PRACTICES, POWER & THE PUBLIC SPHERE: DIALOGICAL SPACES & MULTIPLE MODERNITIES in Asian Contemporary Art 
an online showcase curated by Maya Kóvskaya
 

 

HUSKS

by Ivan Young

 

 

To understand the texture of sunlight she watches the gull
dip its bill into the opened chamber of a crab. It mauls

the meat into droplets, rich with rot and brine.
She thinks of swimming to a sandbar as a girl, the corset

of breath when the ocean floor dropped away, the burn
in her arms, the bewildered laugh when suddenly she could stand.

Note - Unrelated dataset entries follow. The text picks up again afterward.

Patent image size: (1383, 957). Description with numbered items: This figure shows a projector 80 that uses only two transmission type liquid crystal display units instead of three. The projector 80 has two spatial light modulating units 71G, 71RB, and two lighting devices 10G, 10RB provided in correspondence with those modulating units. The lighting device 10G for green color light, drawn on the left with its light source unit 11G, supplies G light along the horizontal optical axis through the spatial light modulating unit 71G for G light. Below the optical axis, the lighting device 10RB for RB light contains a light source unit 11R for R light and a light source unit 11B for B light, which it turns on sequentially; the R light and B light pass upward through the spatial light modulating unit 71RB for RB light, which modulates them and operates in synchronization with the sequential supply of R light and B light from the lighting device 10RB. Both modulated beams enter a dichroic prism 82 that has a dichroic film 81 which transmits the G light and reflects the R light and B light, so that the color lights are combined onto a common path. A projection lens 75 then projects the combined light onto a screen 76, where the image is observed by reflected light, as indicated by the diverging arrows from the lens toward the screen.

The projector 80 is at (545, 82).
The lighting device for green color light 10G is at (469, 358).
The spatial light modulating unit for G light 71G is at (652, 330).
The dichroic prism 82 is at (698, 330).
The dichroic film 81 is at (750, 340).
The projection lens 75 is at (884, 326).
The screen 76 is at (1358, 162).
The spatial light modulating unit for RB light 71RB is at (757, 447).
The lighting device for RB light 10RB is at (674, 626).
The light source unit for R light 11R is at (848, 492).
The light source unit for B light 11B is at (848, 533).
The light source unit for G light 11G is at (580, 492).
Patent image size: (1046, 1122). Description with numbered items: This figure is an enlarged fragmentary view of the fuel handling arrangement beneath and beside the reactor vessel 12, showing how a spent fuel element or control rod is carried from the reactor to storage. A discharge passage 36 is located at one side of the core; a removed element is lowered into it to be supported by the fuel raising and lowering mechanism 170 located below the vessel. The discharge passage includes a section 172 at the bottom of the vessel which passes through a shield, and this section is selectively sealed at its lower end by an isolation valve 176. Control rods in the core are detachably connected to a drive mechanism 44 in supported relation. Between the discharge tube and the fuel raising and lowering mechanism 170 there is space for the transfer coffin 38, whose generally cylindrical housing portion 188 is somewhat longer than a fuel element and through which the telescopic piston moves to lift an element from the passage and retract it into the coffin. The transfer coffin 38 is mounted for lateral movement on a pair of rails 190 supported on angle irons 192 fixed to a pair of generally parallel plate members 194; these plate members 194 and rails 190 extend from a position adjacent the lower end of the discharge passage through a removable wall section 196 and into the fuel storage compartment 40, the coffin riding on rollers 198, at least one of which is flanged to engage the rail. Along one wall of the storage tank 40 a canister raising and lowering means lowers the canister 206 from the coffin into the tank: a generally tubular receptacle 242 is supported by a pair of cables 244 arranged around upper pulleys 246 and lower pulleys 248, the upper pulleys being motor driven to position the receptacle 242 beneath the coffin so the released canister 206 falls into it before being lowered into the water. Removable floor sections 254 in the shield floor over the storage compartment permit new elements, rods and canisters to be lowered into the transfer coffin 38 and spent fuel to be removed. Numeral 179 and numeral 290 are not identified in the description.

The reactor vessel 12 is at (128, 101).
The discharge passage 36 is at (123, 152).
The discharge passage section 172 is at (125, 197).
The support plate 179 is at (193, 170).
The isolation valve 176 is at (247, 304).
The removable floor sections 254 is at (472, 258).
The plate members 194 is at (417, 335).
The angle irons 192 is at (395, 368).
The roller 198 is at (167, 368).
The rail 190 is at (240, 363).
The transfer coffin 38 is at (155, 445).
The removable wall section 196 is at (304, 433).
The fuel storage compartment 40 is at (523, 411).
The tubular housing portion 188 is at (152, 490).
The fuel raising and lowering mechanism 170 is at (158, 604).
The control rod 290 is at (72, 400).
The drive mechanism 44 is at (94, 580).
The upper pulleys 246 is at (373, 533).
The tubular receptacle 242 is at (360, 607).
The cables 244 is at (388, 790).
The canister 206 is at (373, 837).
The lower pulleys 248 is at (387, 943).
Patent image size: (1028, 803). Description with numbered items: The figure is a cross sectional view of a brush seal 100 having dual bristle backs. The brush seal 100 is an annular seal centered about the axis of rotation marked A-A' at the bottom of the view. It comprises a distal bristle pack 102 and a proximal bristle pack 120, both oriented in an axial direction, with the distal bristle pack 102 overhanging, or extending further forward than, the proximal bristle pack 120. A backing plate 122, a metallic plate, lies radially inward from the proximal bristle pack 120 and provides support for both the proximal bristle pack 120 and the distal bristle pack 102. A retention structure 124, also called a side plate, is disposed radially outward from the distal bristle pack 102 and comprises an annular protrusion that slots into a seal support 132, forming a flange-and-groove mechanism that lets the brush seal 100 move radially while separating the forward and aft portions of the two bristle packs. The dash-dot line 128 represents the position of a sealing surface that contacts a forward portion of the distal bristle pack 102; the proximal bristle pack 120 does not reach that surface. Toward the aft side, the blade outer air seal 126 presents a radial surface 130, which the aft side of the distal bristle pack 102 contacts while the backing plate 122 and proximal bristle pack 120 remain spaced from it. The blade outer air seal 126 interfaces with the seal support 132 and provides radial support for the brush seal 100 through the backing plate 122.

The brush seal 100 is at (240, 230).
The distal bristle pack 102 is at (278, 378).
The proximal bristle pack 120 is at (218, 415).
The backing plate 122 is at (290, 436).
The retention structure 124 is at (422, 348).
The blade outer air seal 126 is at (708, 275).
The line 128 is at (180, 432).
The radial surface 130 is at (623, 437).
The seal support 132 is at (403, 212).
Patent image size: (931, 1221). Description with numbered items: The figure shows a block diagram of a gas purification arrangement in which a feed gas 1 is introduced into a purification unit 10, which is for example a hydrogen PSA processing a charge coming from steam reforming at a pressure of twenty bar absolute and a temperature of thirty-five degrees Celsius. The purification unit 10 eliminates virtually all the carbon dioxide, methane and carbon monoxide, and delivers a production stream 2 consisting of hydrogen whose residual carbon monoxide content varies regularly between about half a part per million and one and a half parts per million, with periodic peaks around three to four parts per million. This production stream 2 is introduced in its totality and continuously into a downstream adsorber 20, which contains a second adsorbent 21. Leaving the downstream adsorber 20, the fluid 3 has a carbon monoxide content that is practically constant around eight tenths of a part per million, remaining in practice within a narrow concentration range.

A  crab ached into cobalt and jade.  She thought she'd made
the thing scuttle, when she kicked the waves, off the edge

toward the deep, the way she'd felt herself fall some nights,
in sleep.  Nothing to do but swim, she dove back in the gap

of sea and muscled to the beach, where waves threw her
in an exhausted heap.  She counted the blue crab's

cracked and whitened legs, the carapace.  Curled into a husk,
thumb and finger cramped into a V, she felt her mother's hand

pecking at her tempered back  reminding her to stay awake,
while Sand Pipers twittered among the fragile, emptied shells.